La pronuncia del Tar diventerà un precedente con enorme valenza per tutto il territorio nazionale. Se a noi favorevole, ad essa si potranno appellare tutti i siti italiani che hanno ereditato i rifiuti nucleari delle centrali dismesse. Soprattutto la sentenza del Tar metterà in discussione l’intera strategia nucleare del Governo, come affermato dallo stesso.

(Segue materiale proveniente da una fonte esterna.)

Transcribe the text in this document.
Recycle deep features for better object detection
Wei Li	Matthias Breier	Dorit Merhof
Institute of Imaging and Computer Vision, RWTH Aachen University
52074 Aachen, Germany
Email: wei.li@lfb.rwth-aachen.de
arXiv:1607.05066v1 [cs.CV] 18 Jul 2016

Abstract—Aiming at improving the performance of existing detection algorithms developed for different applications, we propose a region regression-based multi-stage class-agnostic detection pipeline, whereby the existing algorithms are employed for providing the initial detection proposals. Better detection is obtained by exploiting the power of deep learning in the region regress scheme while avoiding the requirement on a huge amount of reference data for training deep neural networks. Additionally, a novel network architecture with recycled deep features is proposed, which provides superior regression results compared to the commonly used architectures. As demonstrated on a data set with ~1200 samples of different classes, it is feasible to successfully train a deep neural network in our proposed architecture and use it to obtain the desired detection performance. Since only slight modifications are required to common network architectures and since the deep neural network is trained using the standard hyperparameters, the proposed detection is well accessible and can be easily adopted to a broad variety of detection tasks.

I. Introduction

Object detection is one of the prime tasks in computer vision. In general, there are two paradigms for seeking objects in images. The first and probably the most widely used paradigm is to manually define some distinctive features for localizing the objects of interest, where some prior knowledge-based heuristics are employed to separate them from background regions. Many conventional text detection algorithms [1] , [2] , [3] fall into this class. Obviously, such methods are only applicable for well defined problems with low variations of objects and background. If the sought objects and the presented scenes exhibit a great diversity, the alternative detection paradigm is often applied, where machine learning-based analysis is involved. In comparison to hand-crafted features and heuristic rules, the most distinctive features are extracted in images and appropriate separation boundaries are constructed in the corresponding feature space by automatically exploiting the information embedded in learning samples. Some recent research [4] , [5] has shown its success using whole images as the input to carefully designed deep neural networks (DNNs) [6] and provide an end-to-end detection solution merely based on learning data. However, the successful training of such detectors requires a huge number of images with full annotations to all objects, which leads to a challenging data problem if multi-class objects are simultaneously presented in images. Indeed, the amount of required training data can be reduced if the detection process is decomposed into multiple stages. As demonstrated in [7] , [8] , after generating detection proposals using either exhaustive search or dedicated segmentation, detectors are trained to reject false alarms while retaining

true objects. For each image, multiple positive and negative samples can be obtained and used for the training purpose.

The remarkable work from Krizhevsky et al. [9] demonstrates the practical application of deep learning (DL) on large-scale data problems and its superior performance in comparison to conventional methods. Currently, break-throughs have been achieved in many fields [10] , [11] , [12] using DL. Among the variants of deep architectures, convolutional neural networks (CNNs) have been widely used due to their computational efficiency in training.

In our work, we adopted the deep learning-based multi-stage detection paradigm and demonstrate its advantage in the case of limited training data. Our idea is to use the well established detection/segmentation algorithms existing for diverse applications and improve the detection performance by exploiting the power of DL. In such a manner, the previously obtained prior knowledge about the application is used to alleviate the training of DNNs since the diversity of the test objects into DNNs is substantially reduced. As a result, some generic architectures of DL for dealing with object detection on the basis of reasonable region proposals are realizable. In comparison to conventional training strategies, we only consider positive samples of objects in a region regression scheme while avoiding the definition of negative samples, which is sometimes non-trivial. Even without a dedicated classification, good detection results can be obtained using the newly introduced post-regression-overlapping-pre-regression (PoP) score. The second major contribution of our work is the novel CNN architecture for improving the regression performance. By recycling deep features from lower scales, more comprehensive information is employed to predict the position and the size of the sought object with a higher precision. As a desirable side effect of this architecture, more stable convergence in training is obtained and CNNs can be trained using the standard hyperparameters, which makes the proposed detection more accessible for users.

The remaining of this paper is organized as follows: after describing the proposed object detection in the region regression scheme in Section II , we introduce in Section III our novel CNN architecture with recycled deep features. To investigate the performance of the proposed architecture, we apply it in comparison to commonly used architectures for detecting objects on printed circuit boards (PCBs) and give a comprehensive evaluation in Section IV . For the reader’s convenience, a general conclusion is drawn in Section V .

Il ricorso al Tar Piemonte era stato presentato nell’aprile scorso, tramite l’avvocato Mattia Crucioli, da parte di Medicina democratica, Comitati, Legambiente, Pronatura e tre consiglieri regionali (Deambrogio, Comella, Moriconi), poi sostenuto da una entusiasmante sottoscrizione popolare, con l’aiuto di Beppe Grillo, senza alcuna partecipazione dei Comuni, anzi, avendo apertamente contro il Comune di Bosco Marengo, la Provincia di Alessandria e la Regione Piemonte. Addirittura il Governo ha mandato in campo l’Autorità per l’energia elettrica e il gas, con l’intimidazione che se viene accolto il nostro ricorso… gli utenti dovranno sopportare maggiori costi.
Contro il ricorso la Sogin, cioè il Governo, si era opposta con una infinità di pretesti e cavilli in tutte le sedi, ma subendo ben due sentenze del Tar e una del Consiglio di Stato. Il tentativo della Sogin, con uno stuolo di avvocati famosi e super pagati, era di scippare, di spostare la sede del giudizio da Torino a Roma, sede ritenuta vicina alla propria sfera di influenza, e comunque di rinviare in continuazione la sentenza definitiva. Né va sottovalutato il tentativo di “prenderci per fame” così dilatando i costi del procedimento, disegno rintuzzato dalla eccezionale sottoscrizione popolare. Tale strategia, malgrado le ipotesi di reato presentate nell’esposto di Medicina democratica alla Procura della Repubblica di Alessandria, ha però consentito alla Sogin di avviare i lavori di smantellamento dell’impianto nucleare di Bosco Marengo, con gravissimo pericolo per l’ambiente e la salute. Lavori illegali, senza VIA e addirittura privi delle prescritte approvazioni ISPRA, iniziati perfino tramite un contratto di appalto precedente la contestata autorizzazione ministeriale; dunque lavori carenti in sicurezza nucleare e protezione sanitaria. Lavori che chiediamo siano immediatamente sospesi.
In definitiva, mentre il Parlamento approvava il rilancio governativo del nucleare in Italia, l’obbiettivo nazionale tanto del ricorso al Tar che dell’esposto alla Procura era triplice: affermare in nome di tutti gli ex siti nucleari l’illegalità dello smantellamento degli impianti per trasformarli in depositi definiti “temporanei” “a tempo indeterminato”, cioè definitivi, nonché rivendicare invece la realizzazione -prevista dalla legge- di un deposito nazionale ultrasicuro per millenni, e infine affermare inequivocabilmente l’assurdità di proporre nuove centrali nucleari senza aver neppure risolto l’eredità delle vecchie.